A very wise person recently reminded me that camp is, in its own way, a living thing. The space that we inhabit, the buildings that get closed and opened each year have a history and a life that exists beyond our human participation in them. They bear witness to the passing of time and while we experience major life events here, so do they. Perhaps you were excited to return after finally shedding the awkwardness and poor haircut decisions of childhood when you had finally grow into your own as a senior; while in its own right, the barn underwent the transformative nature of a refurbished roof and felt that it was now showing its best self as you did. Or maybe your happiest memories here have been spent out at the Point so the equally well worn path and dock stand are testaments to the quiet moments and aimless Nature classes spent getting to know friends as well as the outdoors. Simply while camp is a part of our lives, we are equally a part of its.

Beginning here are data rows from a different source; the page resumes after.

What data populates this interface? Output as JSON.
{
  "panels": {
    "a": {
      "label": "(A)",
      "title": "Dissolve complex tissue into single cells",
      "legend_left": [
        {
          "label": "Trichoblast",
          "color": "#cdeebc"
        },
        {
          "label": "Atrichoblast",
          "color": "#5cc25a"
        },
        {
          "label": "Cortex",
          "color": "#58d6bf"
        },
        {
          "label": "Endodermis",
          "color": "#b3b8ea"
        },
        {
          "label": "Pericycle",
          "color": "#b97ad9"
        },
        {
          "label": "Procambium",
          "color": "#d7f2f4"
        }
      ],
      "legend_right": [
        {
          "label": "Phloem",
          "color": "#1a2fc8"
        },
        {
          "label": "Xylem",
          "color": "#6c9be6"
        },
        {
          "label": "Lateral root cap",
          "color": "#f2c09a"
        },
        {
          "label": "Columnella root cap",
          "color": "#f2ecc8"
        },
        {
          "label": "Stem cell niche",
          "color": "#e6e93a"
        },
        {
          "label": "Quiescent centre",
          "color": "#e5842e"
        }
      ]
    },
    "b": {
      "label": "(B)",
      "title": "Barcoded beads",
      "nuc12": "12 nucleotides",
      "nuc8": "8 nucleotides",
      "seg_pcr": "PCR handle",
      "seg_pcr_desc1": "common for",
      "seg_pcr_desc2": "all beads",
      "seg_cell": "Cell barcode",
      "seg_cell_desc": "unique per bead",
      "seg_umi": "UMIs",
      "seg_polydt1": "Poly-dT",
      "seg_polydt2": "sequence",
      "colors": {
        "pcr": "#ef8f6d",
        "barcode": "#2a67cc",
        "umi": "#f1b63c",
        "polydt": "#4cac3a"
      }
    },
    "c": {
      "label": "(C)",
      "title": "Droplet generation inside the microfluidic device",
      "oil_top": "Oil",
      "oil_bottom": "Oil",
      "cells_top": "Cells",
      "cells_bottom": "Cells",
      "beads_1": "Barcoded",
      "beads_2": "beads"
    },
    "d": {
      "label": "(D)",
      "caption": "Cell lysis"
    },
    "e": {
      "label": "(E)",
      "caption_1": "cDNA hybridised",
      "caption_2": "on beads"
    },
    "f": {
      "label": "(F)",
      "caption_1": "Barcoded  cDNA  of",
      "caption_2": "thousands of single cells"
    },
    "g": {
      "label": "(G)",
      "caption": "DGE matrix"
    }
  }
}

To that end, I have recently begun to think about camp as if it were a bear that hibernates for much too long, one that goes to bed at the end of October only to wake up around the end of April, beginning of May. If this is the case, camp is only just starting to fully wake up. Sure, there is movement in those first few weeks but they are the grumpy, hesitant and not fully thought out movements of a still sleepy bear. Not all systems are functioning properly like the fuses that cease working in the Farmhouse or the questionable nature of the first stream of water that comes out of a faucet in the fields but after some wandering around and re-acclimating, bears inevitably remember how to be bears as camp remembers how to be camp. Bare platforms become tents, supplies tucked away for storage are hauled out for use again and, just as bear vacate their dens, we clear all of the boats out of the Old Dining Hall. So now that there is a flurry of activity and voices carrying across the fields, we can get down to the true duties of being a bear, letting out roars of laughter, chowing down on every blueberry bush in sight and stopping to lounge in the sun.